Выбрать главу

Материалы про подозрения в адрес Бессонова и их снятие после проверки алиби наследника я уже читал, поэтому второй раз просмотрел эти бумаги по диагонали. Вот сумма наследства меня впечатлила, зато справки о том, как Бессонов полученным наследством распоряжался, откровенно говоря, озадачивали. Почти все доставшиеся ему от убитого дяди запасы товаров и торговые точки вместе с частью паев в выгодных предприятиях Бессонов продал. Продал, надо сказать, не по дешевке. Ну это ладно, это понять можно. А вот для чего он затем постепенно переводил доходы от этих продаж в наличность, выводя деньги из банков, я не понимал. Покупал ценные бумаги на предъявителя? Разменивал на золотую монету и прятал ее, образно говоря, в кубышку? Или просто тратил на красивую жизнь? Тут пришлось сделать перерыв и крепко подумать. Кое-какой опыт работы с губными я уже получил и потому прекрасно понимал, что сунься я сейчас с этими мыслями к тому же Поморцеву, мне же придется все это и выяснять, точнее, в этом выяснении участвовать. Можно, конечно, доложить Лахвостеву, но он почти наверняка прикажет мне сообщить об этом Поморцеву и смотри выше. Причем, скорее всего, закончится все это очередным пшиком. С другой стороны, раз сведения об обращении Бессоновым полученного наследства в наличные деньги в деле имеются, то и тот же Поморцев, или кто там за расследование отвечает, о том уже и так знает. Считать губных дураками, которые не заинтересуются судьбой столь большого количества налички, я не мог, а вот себя самого дураком выставить, докладывая о том, что им уже известно, смог бы запросто. Так что промолчу, пожалуй. В конце-то концов, раз уж непричастность Бессонова к убийству дяди установлена, то все гадания относительно использования им дядиного наследства особого смысла вообще не имеют.

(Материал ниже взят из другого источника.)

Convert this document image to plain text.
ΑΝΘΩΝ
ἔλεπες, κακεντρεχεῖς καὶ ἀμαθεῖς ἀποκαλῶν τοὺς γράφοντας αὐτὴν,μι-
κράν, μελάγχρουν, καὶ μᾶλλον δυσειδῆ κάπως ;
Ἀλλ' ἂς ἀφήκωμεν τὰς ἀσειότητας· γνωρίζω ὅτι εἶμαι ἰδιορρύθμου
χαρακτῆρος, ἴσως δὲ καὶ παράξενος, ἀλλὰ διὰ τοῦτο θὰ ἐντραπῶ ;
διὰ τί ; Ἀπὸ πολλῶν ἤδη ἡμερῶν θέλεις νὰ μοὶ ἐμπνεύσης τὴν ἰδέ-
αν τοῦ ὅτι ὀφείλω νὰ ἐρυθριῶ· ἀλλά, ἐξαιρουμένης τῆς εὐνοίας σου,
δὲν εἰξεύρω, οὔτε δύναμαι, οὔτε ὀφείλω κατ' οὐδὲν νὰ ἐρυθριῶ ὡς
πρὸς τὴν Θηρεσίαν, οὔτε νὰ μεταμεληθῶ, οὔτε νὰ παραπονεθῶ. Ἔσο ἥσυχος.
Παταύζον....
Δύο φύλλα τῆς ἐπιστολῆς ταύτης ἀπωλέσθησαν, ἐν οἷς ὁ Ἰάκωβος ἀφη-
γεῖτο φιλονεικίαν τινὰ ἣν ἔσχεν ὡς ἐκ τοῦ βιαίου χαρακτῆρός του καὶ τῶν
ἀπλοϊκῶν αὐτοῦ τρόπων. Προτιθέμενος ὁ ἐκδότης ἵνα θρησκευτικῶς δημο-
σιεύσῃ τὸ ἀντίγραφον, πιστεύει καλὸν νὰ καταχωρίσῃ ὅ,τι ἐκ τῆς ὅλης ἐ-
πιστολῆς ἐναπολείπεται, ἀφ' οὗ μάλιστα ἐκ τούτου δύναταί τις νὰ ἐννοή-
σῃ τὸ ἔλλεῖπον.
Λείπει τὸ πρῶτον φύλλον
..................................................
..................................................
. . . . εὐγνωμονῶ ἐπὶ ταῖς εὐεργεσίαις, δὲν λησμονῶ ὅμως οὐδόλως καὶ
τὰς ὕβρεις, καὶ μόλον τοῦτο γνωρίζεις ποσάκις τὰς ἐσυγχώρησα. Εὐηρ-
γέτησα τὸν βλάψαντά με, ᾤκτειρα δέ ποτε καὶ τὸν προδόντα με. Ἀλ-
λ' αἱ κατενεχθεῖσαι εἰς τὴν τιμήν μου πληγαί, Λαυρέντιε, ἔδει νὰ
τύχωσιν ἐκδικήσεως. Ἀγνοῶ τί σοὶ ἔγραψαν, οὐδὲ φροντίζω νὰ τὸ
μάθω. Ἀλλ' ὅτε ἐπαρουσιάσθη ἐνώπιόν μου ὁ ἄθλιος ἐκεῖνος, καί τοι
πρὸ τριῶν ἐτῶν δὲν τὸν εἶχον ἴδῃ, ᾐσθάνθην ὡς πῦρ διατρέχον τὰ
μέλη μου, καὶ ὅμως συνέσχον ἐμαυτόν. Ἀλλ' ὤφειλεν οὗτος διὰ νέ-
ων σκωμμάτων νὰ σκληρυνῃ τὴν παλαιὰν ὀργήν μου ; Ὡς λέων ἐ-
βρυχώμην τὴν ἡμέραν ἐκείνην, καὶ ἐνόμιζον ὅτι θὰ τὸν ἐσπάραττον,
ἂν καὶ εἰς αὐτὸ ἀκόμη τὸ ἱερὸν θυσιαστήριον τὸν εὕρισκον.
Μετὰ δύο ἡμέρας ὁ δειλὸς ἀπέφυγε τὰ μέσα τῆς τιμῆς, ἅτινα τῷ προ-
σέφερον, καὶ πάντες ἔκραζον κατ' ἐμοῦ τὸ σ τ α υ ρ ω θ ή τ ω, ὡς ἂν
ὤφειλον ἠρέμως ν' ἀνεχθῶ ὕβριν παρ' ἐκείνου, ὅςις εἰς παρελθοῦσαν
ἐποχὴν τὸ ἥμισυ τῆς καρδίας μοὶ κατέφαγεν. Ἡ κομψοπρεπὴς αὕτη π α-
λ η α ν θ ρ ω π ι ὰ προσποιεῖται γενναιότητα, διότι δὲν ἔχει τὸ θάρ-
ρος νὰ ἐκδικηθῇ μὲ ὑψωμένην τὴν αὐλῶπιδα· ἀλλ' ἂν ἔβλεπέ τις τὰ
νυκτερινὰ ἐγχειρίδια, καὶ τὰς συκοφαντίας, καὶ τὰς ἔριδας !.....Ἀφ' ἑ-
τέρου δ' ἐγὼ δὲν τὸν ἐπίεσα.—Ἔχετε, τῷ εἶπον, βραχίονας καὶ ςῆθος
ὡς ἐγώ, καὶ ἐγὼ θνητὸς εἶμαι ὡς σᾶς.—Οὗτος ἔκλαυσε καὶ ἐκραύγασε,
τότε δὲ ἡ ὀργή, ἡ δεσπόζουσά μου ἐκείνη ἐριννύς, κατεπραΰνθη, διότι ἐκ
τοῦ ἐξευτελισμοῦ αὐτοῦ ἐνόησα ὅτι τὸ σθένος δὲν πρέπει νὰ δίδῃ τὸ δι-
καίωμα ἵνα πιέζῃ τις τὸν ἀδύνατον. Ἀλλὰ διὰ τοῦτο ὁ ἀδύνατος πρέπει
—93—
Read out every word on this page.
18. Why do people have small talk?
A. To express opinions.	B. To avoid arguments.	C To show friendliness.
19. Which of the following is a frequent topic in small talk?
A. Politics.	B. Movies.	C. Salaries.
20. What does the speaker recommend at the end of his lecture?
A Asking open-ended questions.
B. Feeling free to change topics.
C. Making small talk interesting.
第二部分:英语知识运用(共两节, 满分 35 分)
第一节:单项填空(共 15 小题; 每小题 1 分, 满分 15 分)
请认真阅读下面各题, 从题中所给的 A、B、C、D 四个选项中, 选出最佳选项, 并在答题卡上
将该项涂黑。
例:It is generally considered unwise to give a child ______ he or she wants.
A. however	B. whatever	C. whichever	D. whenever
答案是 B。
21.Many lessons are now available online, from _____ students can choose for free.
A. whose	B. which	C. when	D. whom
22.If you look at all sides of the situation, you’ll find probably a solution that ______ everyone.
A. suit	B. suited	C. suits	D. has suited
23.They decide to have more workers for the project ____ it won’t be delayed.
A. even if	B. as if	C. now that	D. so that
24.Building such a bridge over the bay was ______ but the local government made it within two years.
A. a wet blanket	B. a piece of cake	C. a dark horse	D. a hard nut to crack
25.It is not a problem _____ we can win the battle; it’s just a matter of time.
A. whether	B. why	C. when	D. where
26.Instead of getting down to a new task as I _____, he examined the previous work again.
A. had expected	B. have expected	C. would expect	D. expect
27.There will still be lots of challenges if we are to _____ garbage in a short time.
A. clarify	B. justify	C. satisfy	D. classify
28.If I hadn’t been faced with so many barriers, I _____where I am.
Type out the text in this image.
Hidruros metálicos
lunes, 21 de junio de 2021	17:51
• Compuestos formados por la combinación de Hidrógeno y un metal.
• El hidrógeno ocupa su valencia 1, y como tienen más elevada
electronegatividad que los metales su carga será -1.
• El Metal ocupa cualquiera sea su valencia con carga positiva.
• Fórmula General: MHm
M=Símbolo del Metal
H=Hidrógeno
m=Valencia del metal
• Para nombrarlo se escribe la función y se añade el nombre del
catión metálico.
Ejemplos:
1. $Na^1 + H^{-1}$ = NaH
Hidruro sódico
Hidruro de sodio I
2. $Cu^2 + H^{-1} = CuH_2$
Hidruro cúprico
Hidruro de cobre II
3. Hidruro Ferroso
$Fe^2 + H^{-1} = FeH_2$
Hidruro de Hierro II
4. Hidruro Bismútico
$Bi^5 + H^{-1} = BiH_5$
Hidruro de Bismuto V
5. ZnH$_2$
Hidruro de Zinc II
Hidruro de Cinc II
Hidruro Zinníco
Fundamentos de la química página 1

Хотя, конечно, стоило признать, что в случае с Аникиным убийца из Бессонова получился бы, можно сказать, образцово-показательный, и подозрения у следствия просто-таки не могли не возникнуть. Уж больно не соответствовало пристрастие Сергея Парамоновича к азартным играм уровню его доходов. Правда, и везло за карточным столом Бессонову, похоже, нередко, так что до долговой тюрьмы дело никогда не доходило, но близок к таким неприятностям бывал он не раз и не два. Что ж, теперь понятно, зачем Бессонову понадобились деньги. Но все равно далеко не столько, сколько досталось ему после гибели дяди…

Что удивляло, так это многочисленные свидетельства благосклонного отношения купца Аникина к своему беспутному племяннику. Купцы, хоть и сами частенько играют на такие деньги, о которых многие и мечтать не могут, обычно игроков не любят. А вот Венедикт Павлович и деньги Бессонову давал, пусть и не помногу, и виделся с ним часто, и вообще даже никогда не ругал его за неуемный азарт. Ну, по крайней мере, не ругал на людях. Может, компенсировал так отсутствие собственных детей, не знаю. Во всяком случае, никакое другое более-менее разумное объяснение такому поведению мне на ум не приходило.

Но раз уж подозрения с Бессонова сняли, то искать хоть какую-то зацепку в убийстве Аникина надо было в чем-то еще. Тут, конечно же, наиболее многообещающе смотрелись эти самые встречи убитого купца с неведомыми доверенными лицами, а потому я вернулся к допросным листам с показаниями приказчиков и стал читать их заново. Было этих листов три штуки, и уже после второго я пожалел, что нет здесь Станиславского с его знаменитым «Не верю!».

И в самом деле, какая-то чушь получалась. Во-первых, показания всех троих совпадали чуть ли не до запятой. Нет, я понимаю, в допросных листах все излагается не тем живым языком, которым говорят допрашиваемые, а приводится к более-менее единообразным казенным формулировкам. Так и записывать проще, и потом работать с теми листами удобнее. Главное — недвусмысленно изложить поведанные сведения, а не передать особенности речи того, кто их поведал. Но вот делайте что хотите, а я был уверен — все трое и излагали почти одинаково.